Weihnachtsgrüße aus Indien
Eine alte Dame sagte einmal ganz spontan, „O je, jetzt ist doch plötzlich wieder Weihnachten“.
In diesen Satz kann ich sehr gut mit einstimmen. So schnell ist die Zeit des Advents vergangen. Hinzu kommt auch die Intensität einer Zeit, was alles in so einer kurzen Zeitspanne sich ereignen kann. Nach einem anstrengenden Flug, der mich mit einem Tag Verspätung an den Ort meiner zweiten Heimat gebracht hat, fingen wir gleich mit unserer Plätzchen- Bäckerei an.

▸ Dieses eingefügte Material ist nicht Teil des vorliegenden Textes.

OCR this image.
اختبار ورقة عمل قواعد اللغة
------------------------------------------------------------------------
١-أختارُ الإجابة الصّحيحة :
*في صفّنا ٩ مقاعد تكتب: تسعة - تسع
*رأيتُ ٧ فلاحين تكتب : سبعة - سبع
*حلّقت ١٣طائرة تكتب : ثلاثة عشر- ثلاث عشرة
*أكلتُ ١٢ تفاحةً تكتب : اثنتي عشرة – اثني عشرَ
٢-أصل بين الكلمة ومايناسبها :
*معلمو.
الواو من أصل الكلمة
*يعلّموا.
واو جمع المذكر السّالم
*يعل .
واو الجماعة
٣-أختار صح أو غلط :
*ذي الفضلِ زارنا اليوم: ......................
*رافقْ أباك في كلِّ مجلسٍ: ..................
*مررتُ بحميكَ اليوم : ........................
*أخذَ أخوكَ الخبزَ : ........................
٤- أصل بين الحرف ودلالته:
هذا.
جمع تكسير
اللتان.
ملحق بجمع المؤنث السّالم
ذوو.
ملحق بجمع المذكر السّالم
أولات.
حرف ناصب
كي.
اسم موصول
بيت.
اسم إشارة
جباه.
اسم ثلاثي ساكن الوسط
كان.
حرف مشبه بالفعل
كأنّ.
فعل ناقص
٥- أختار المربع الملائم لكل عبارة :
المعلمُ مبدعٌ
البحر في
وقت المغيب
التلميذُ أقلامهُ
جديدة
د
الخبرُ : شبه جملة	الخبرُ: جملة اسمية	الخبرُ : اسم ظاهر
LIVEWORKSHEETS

Es ist schon zur Tradition geworden, dass wir im Advent die Familien besuchen, uns die Sorgen und Nöte anhören, sie ins Gebet bringen und ferner unsere Hilfe anbieten. Wir haben auch Einladungen von unseren Hindu Freunden bekommen und haben diese auch angenommen. Heute möchte ich von einer Familie erzählen:
Die Mutter starb, als die Jüngste der fünf Töchter vier Jahre alt war. Nach einem Jahr heiratete der Vater wieder. Es war ein Geschenk für die Familie; denn es kam nach einem Jahr auch ein Sohn zur Welt. Als die älteste Tochter 18 Jahre alt war, wurde sie in eine Heirat mit dem Bruder der „Stiefmutter“ gedrängt. Die junge Frau verstarb im letzten Jahr an einer nicht zu heilenden Tuberkulose. Sie hinterlässt zwei Kinder im Alter von drei und fünf Jahren. Inzwischen sind auch die andern Töchter, bis auf Rosalyn, verheiratet. Die junge Frau ist 21 Jahre alt und studiert. Nun bedrängt die Familie sie, besonders die Stiefmutter, diesen Mann zu heiraten. Es ist nicht nur ein Bedrängen, sondern es werden auch Drohungen ausgesprochen. Wir haben Rosalyn angeboten hier bei uns zu wohnen, oder in ein Hostel zu ziehen. Hier in Tamil Nadu sind wir noch weit entfernt von der Selbstbestimmung der Frauen.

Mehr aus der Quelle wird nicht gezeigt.